The committee has been advocating for several bills and recently filed an Amicus Curiae (Friend of the Court) brief in a lawsuit filed by the C-J and the Lexington Herald against the Cabinet for Health and Human Services seeking records of cases where abuse and neglect resulted in child fatality or near fatality. The case had been argued earlier in the day by C-J attorney Jon Fleischaker and a decision is expected in 30-60 days.
Former C-J editor Pam Platt, presented the Richart Award to Yetter. “Debbie never stops,” Platt noted. “She documents, studies, researches, interviews and uses that information to write editorials. Her work has saved lives and her dedication to craft reflects glorious and heroic work.”
Yetter began her remarks by thanking NCJW for its longtime efforts to make life better for Kentucky’s children. She recalled sitting in the audience in 2012 when Representative Burch received the inaugural Pathways Award and was humbled to be the second recipient.
She traced her involvement with the state welfare system to a single case involving a youth in state custody who became a juvenile offender for continually running away. His public defender, Harry Rothgerber, who also was a KYA founder and served on its board for many years, asked her to research the case and she found the organization an invaluable resource for her work on that report and for others as well.
“That led me to David,” she said, “who understood the state’s child welfare system and could speak as an independent advocate.” She went on to write what became an ongoing series of stories about the state’s troubled child protection system – issues that continue to this day. A reporter for more than 30 years, Yetter has spent much of that time covering child abuse, neglect, social services and juvenile justice.
“In thinking about David,” she said, “the Council and this award, it struck me how events and people in our lives intertwine, in this case for the common good. Here I am some 20 years later accepting an award named after David from NCJW, which helped found Kentucky Youth Advocates along with Harry and many others.
“In the interim,” she continued, “Kentucky Youth Advocates has grown into a highly respected, independent research, policy and advocacy group for Kentucky’s children and the Council deserves credit for its vision in helping to organize it nearly 40 years ago.
“This morning,” she added, “I joined with others in Lexington to hear The Courier-Journal, Herald Leader and Todd County Standard argue before the state Court of Appeals over whether the state Cabinet for Health and Family Services can withhold certain information in the cases of children who die or are nearly killed from abuse or neglect. Both gubernatorial candidates promise change by dividing the Cabinet into several parts.”
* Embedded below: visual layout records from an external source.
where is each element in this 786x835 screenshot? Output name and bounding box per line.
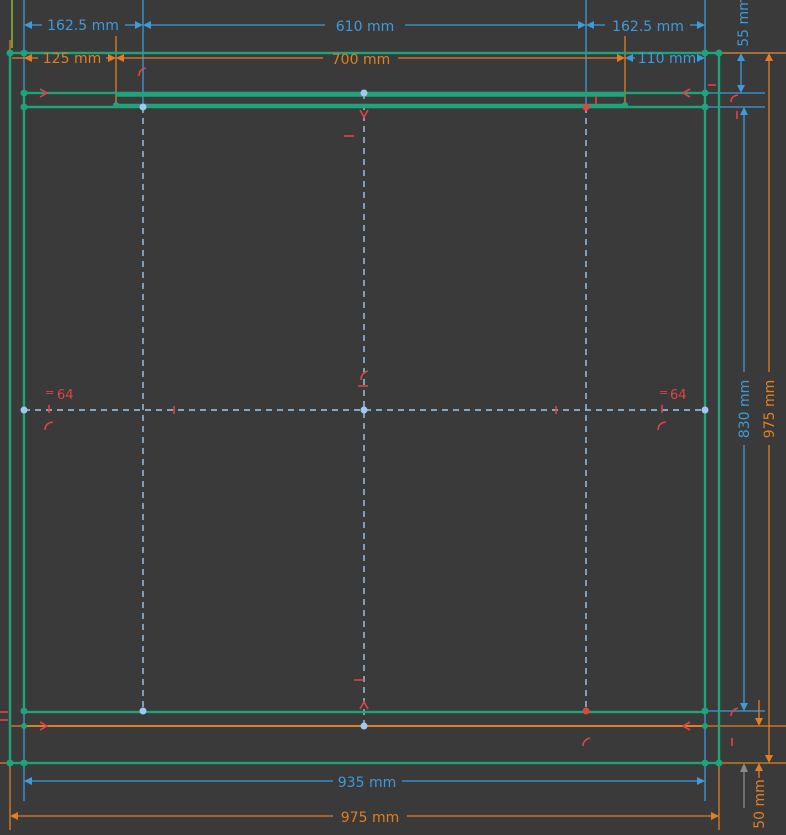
constraint-markers bbox=[0, 67, 739, 747]
vertex-point[interactable] bbox=[715, 49, 723, 57]
dimension-bottom-offset[interactable] bbox=[740, 763, 748, 808]
vertex-point[interactable] bbox=[701, 406, 709, 414]
dimension-top-height[interactable] bbox=[737, 53, 745, 93]
vertex-point[interactable] bbox=[701, 89, 709, 97]
dim-label-inner-left-offset[interactable]: 125 mm bbox=[43, 51, 101, 67]
vertex-point[interactable] bbox=[20, 406, 28, 414]
vertex-point[interactable] bbox=[360, 89, 368, 97]
dim-label-top-height[interactable]: 55 mm bbox=[736, 0, 752, 47]
dim-label-top-center-span[interactable]: 610 mm bbox=[336, 19, 394, 35]
dim-label-top-right-offset[interactable]: 162.5 mm bbox=[612, 19, 684, 35]
selected-point[interactable] bbox=[582, 707, 590, 715]
tangent-constraint-icon[interactable] bbox=[360, 370, 369, 381]
vertex-point[interactable] bbox=[139, 103, 147, 111]
dim-label-bottom-offset[interactable]: 50 mm bbox=[752, 779, 768, 829]
sketch-canvas[interactable]: 162.5 mm 610 mm 162.5 mm 125 mm 700 mm 1… bbox=[0, 0, 786, 835]
vertex-point[interactable] bbox=[360, 722, 368, 730]
vertex-point[interactable] bbox=[701, 707, 709, 715]
vertex-point[interactable] bbox=[702, 723, 708, 729]
dim-label-inner-height[interactable]: 830 mm bbox=[737, 380, 753, 438]
arrow-up-icon[interactable] bbox=[359, 700, 369, 710]
tangent-constraint-icon[interactable] bbox=[657, 421, 667, 431]
vertex-point[interactable] bbox=[20, 707, 28, 715]
vertex-point[interactable] bbox=[113, 102, 119, 108]
equal-constraint-label-left[interactable]: 64 bbox=[57, 388, 74, 403]
vertex-point[interactable] bbox=[715, 759, 723, 767]
vertex-point[interactable] bbox=[21, 723, 27, 729]
vertex-point[interactable] bbox=[20, 49, 28, 57]
arrow-down-icon[interactable] bbox=[359, 109, 369, 119]
vertex-point[interactable] bbox=[20, 103, 28, 111]
vertex-point[interactable] bbox=[6, 759, 14, 767]
vertex-point[interactable] bbox=[701, 49, 709, 57]
dimension-bottom-offset-orange bbox=[755, 700, 763, 778]
dim-label-top-left-offset[interactable]: 162.5 mm bbox=[47, 18, 119, 34]
vertex-point[interactable] bbox=[20, 89, 28, 97]
vertex-point[interactable] bbox=[139, 707, 147, 715]
vertex-point[interactable] bbox=[6, 49, 14, 57]
vertex-point[interactable] bbox=[701, 759, 709, 767]
equal-constraint-symbol-left[interactable]: = bbox=[45, 386, 54, 399]
vertex-point[interactable] bbox=[20, 759, 28, 767]
tangent-constraint-icon[interactable] bbox=[582, 737, 591, 747]
equal-constraint-label-right[interactable]: 64 bbox=[670, 388, 687, 403]
equal-constraint-symbol-right[interactable]: = bbox=[659, 386, 668, 399]
dim-label-inner-right-offset[interactable]: 110 mm bbox=[638, 51, 696, 67]
tangent-constraint-icon[interactable] bbox=[44, 421, 54, 431]
dim-label-bottom-inner-width[interactable]: 935 mm bbox=[338, 775, 396, 791]
selected-point[interactable] bbox=[582, 103, 590, 111]
vertex-point[interactable] bbox=[622, 102, 628, 108]
dim-label-inner-span[interactable]: 700 mm bbox=[332, 52, 390, 68]
tangent-constraint-icon[interactable] bbox=[730, 94, 739, 103]
vertex-point[interactable] bbox=[701, 103, 709, 111]
dim-label-outer-height[interactable]: 975 mm bbox=[762, 380, 778, 438]
vertex-point[interactable] bbox=[360, 406, 368, 414]
tangent-constraint-icon[interactable] bbox=[730, 707, 739, 717]
dim-label-bottom-outer-width[interactable]: 975 mm bbox=[341, 810, 399, 826]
“I would like to say the system today is better and in many ways it is,” Yetter observed. “But all of you involved in this field know of the acute shortage of resources for children and families and the near-crisis conditions of the state social service system that spill into family courts every day. The only real way to force officials and the public to acknowledge this, I believe, is to force them to look at it. And the best way to do that is through access to courts and records of cases.”
The Richart Committee is co-chaired by Jane Emke and Sonia Levine.